The Legal Services Board (LSB) has hit back at its critics, accusing frontline legal regulators of being “uncomfortable” with the language of competition and failing to examine the impact of regulation on the market.
Meanwhile, the country’s three top judges have expressed their “regret and disappointment” that LSB business plans do not include consideration of the functioning of the courts.
Responding to waves of criticism of its draft business plan 2013/14 – over such things as the way it perceived its remit – from lawyers’ representatives and regulators, the LSB said it understood but rejected them. Most recently, last month the Solicitors Regulation Authority presented a raft of fundamental objections  to the way the LSB operated.
In a summary of consultation responses, the board acknowledged that themes alleged by the 17 bodies that responded included a tendency by the LSB towards micro-management, excessive intervention in decision-making, and an over-emphasis on matters of competition. The LSB recognised “that respondents feel strongly about these points” and suggested its recent regulatory self-assessment  exercise had strengthened feeling.
In a concession to criticism of the scope of its research programme – such as its decision  to spend over £21,000 on academic research into the cab-rank rule – the board agreed projects would be “re-scoped significantly in light of feedback”.
But it “rejected utterly” the “totally un-evidenced assertion” made by the SRA that the LSB is at risk of being influenced by the government. On micro-management, the board reiterated its position that it believed in active oversight and stressed it had not resorted to its statutory powers. “All of the outcomes we seek have been pursued primarily through robust challenge, agitation, influence and persuasion,” it argued.
It denied it had inappropriately created “a hierarchy where Parliament intended there to be none” in regulatory objectives that over-emphasised consumer interests and the potential benefits of competition at the expense of other objectives. Its “regulatory philosophy” was not that of an economic regulator or competition authority.

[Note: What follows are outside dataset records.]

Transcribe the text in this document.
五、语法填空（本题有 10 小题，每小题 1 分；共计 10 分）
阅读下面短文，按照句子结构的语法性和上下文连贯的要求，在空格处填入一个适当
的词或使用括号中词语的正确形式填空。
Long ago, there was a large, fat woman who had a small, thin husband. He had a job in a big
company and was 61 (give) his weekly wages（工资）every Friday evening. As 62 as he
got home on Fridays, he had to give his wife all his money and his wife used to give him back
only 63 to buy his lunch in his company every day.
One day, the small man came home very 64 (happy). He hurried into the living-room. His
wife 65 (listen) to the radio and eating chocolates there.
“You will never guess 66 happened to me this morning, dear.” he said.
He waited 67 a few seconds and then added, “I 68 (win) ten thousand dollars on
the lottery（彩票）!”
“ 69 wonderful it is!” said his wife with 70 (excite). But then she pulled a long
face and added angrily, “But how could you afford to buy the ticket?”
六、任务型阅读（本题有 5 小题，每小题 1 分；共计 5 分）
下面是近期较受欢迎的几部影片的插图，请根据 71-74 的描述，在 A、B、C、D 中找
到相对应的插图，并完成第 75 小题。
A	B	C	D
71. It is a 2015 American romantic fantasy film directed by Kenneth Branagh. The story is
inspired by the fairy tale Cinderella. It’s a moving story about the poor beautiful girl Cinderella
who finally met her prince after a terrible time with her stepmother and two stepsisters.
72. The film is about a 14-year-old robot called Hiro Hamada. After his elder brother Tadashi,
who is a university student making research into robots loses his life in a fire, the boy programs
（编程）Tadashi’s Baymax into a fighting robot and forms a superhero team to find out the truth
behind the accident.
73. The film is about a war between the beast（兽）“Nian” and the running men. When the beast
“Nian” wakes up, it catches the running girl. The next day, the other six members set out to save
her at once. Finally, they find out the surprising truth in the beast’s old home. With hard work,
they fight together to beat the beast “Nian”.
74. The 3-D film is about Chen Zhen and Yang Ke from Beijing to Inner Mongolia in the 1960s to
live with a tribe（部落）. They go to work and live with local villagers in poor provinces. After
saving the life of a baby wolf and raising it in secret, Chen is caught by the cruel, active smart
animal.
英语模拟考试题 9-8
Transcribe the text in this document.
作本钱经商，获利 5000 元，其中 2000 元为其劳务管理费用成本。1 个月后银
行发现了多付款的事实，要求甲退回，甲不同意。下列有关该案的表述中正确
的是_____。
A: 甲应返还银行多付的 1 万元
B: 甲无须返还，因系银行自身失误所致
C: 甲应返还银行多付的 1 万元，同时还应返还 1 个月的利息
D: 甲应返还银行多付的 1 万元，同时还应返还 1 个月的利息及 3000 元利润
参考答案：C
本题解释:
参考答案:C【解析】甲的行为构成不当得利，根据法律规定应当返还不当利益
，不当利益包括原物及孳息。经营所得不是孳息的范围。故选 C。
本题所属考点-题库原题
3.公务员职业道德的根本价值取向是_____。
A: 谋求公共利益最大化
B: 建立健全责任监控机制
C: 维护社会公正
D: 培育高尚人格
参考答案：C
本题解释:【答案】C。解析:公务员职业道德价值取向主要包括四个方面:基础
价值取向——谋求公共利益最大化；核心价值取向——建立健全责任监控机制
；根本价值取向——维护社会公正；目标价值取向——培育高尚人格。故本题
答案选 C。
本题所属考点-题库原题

The LSB refuted the SRA’s suggestion that it lacked the capacity to make good judgements on frontline matters and highlighted that it had board members “with current professional disciplinary and regulatory experience within both legal and other professional sectors”.
Meanwhile, in a cutting observation on what it characterised as the frontline regulators’ preoccupation with professional conduct regulation, the LSB said that while “unfettered competition is not a panacea for all ills in the legal services sector” and “targeted regulation” was therefore necessary, regulators must nevertheless think about “the market impact of their regulatory interventions”.

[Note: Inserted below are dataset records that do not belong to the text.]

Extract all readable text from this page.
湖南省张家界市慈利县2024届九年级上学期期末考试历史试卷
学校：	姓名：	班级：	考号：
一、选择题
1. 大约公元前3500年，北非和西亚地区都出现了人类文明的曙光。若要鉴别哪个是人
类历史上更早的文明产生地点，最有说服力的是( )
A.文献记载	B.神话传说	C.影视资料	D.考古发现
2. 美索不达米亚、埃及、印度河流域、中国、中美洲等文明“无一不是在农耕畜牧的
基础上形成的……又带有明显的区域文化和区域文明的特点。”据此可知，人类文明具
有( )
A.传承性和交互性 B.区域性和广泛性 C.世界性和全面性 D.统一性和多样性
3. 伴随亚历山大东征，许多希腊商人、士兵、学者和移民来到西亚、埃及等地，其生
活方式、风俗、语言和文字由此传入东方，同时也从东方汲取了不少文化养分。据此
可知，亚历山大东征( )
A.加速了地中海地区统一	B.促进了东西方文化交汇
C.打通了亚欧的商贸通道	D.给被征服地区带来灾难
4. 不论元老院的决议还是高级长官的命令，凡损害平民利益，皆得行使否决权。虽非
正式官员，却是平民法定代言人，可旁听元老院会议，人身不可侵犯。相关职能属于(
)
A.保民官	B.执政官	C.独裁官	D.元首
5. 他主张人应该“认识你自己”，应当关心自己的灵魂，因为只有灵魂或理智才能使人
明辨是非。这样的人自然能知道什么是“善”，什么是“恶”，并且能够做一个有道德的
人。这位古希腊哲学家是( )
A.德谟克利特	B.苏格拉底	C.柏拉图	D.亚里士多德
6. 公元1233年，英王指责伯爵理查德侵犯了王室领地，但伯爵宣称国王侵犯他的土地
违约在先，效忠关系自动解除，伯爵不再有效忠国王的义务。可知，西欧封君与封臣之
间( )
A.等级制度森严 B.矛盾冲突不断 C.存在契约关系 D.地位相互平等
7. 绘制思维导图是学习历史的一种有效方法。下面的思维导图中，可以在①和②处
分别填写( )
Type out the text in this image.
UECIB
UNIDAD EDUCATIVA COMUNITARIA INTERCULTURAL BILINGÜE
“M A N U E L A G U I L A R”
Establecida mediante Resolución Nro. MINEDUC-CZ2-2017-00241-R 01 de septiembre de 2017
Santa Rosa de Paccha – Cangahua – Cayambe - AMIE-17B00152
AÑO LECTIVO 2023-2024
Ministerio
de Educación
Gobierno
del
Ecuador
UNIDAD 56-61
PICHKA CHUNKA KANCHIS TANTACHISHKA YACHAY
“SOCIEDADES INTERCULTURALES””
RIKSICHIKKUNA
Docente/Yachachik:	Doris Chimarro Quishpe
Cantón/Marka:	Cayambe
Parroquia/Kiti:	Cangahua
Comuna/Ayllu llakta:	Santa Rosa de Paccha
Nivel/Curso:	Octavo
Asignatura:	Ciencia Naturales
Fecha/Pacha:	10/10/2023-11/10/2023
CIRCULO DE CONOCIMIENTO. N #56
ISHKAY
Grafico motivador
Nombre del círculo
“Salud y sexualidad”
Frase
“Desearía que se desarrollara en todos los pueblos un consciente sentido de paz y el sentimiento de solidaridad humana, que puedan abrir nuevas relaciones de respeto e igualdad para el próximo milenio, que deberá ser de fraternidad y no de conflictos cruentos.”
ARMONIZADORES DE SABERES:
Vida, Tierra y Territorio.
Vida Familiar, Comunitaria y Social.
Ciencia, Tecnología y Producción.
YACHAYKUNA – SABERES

It continued: “This appears to continue to be new territory – as both the lack of data and research to understand competition effects and the discomfort with the language of competition reveals.”

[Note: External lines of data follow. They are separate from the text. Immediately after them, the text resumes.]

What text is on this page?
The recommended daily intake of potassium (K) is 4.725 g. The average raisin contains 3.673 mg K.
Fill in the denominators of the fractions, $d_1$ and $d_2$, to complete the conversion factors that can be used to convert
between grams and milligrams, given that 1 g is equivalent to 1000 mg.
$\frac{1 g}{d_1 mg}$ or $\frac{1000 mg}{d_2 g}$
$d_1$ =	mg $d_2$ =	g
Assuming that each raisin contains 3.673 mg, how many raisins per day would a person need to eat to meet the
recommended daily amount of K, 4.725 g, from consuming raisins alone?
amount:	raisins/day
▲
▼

According to the summary, the Lord Chief Justice, with the support of the Master of the Rolls and the President of the Queen’s Bench Division, argued the absence of a proper reference in the LSB’s draft business plan to the “effective functioning of the courts” raised “concerns about the efficacy of the current regulatory structure”.
Ensuring lawyers “adhere to the highest standards” which then supported the work of the courts and the judiciary was “one of the primary reasons for legal professional regulation”, the judges reportedly said.
The LSB said it was “again disappointed” that consumer and citizen groups had not come forward but claimed “informal discussions” with consumer bodies had shown a reason for the silence was “broad contentment” with the board’s performance.
In his foreword to the board’s 2013/14 business plan, chairman David Edmonds further chided regulators: “The more our stakeholders bring data rather than anecdote, the more persuasive we will find their views – regulatory restrictions and detailed requirements put in place for a different era need to be justified with evidence just as much as liberalisation, “ he said.
He revealed that in the coming year, “we will interrogate the regulatory system as thoroughly as we can to understand where complexity and inefficiency are introducing unnecessary direct and indirect cost… and we will continue to provide commentary and challenge where we see actual and potential risks to the regulatory objectives emerging”.
He warned: “Where necessary, we will use our statutory information-gathering powers to ensure that we have the full picture to underpin our judgements on the way forward.”
Mr Edmonds described the LSB’s £4.45m budget – £50,000 less than last year – as “not a ‘target to hit’ but an envelope to stay within… There is no ‘gold-plating’ at the LSB”.